Dong Wenqian, Hou Shaoxiong, Xiao Song, Qu Jiahui, Du Qian, Li Yunsong
IEEE Trans Neural Netw Learn Syst. 2022 Dec;33(12):7303-7317. doi: 10.1109/TNNLS.2021.3084745. Epub 2022 Nov 30.
Hyperspectral (HS) pansharpening is of great importance in improving the spatial resolution of HS images for remote sensing tasks. HS image comprises abundant spectral contents, whereas panchromatic (PAN) image provides spatial information. HS pansharpening constitutes the possibility for providing the pansharpened image with both high spatial and spectral resolution. This article develops a specific pansharpening framework based on a generative dual-adversarial network (called PS-GDANet). Specifically, the pansharpening problem is formulated as a dual task that can be solved by a generative adversarial network (GAN) with two discriminators. The spatial discriminator forces the intensity component of the pansharpened image to be as consistent as possible with the PAN image, and the spectral discriminator helps to preserve spectral information of the original HS image. Instead of designing a deep network, PS-GDANet extends GANs to two discriminators and provides a high-resolution pansharpened image in a fraction of iterations. The experimental results demonstrate that PS-GDANet outperforms several widely accepted state-of-the-art pansharpening methods in terms of qualitative and quantitative assessment.

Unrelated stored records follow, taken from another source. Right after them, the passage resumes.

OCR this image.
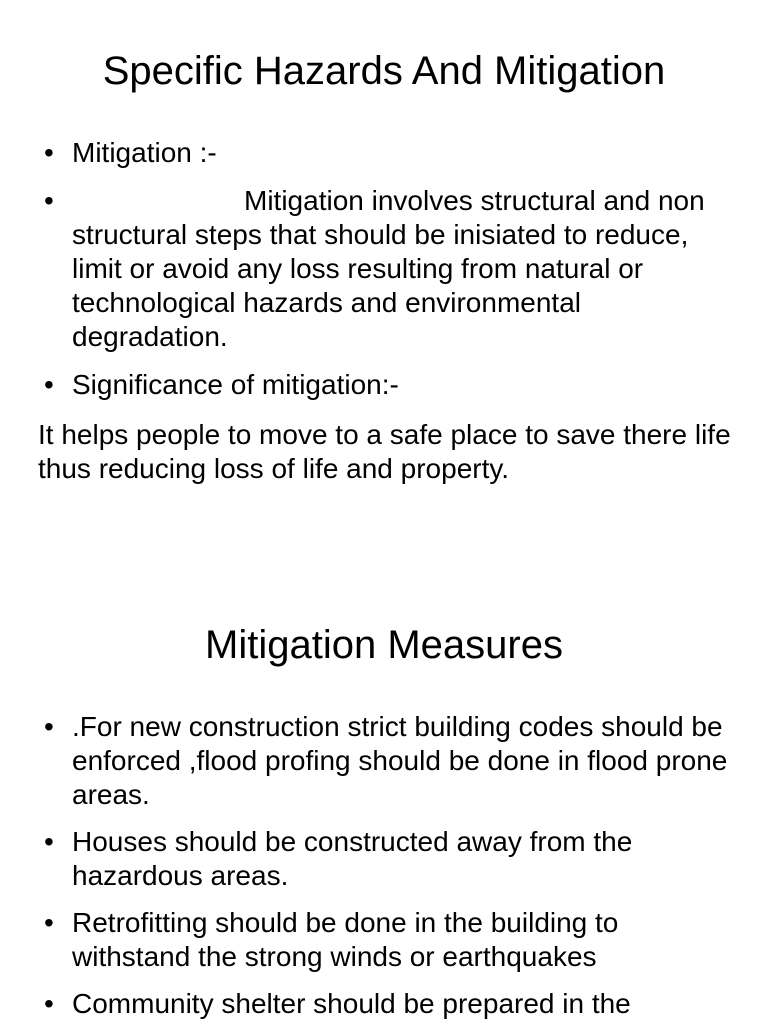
Specific Hazards And Mitigation
• Mitigation :-
•	Mitigation involves structural and non structural steps that should be inisiated to reduce, limit or avoid any loss resulting from natural or technological hazards and environmental degradation.
• Significance of mitigation:-

It helps people to move to a safe place to save there life thus reducing loss of life and property.

Mitigation Measures
• .For new construction strict building codes should be enforced ,flood profing should be done in flood prone areas.
• Houses should be constructed away from the hazardous areas.
• Retrofitting should be done in the building to withstand the strong winds or earthquakes
• Community shelter should be prepared in the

高光谱(HS)全色锐化对于提高用于遥感任务的HS图像的空间分辨率至关重要。HS图像包含丰富的光谱内容,而全色(PAN)图像提供空间信息。HS全色锐化使得生成具有高空间和光谱分辨率的全色锐化图像成为可能。本文基于生成性对偶对抗网络(称为PS - GDANet)开发了一种特定的全色锐化框架。具体而言,全色锐化问题被表述为一个对偶任务,可以通过具有两个判别器的生成对抗网络(GAN)来解决。空间判别器迫使全色锐化图像的强度分量与PAN图像尽可能一致,而光谱判别器有助于保留原始HS图像的光谱信息。PS - GDANet不是设计一个深度网络,而是将GAN扩展为两个判别器,并在几次迭代中提供高分辨率的全色锐化图像。实验结果表明,在定性和定量评估方面,PS - GDANet优于几种广泛接受的最新全色锐化方法。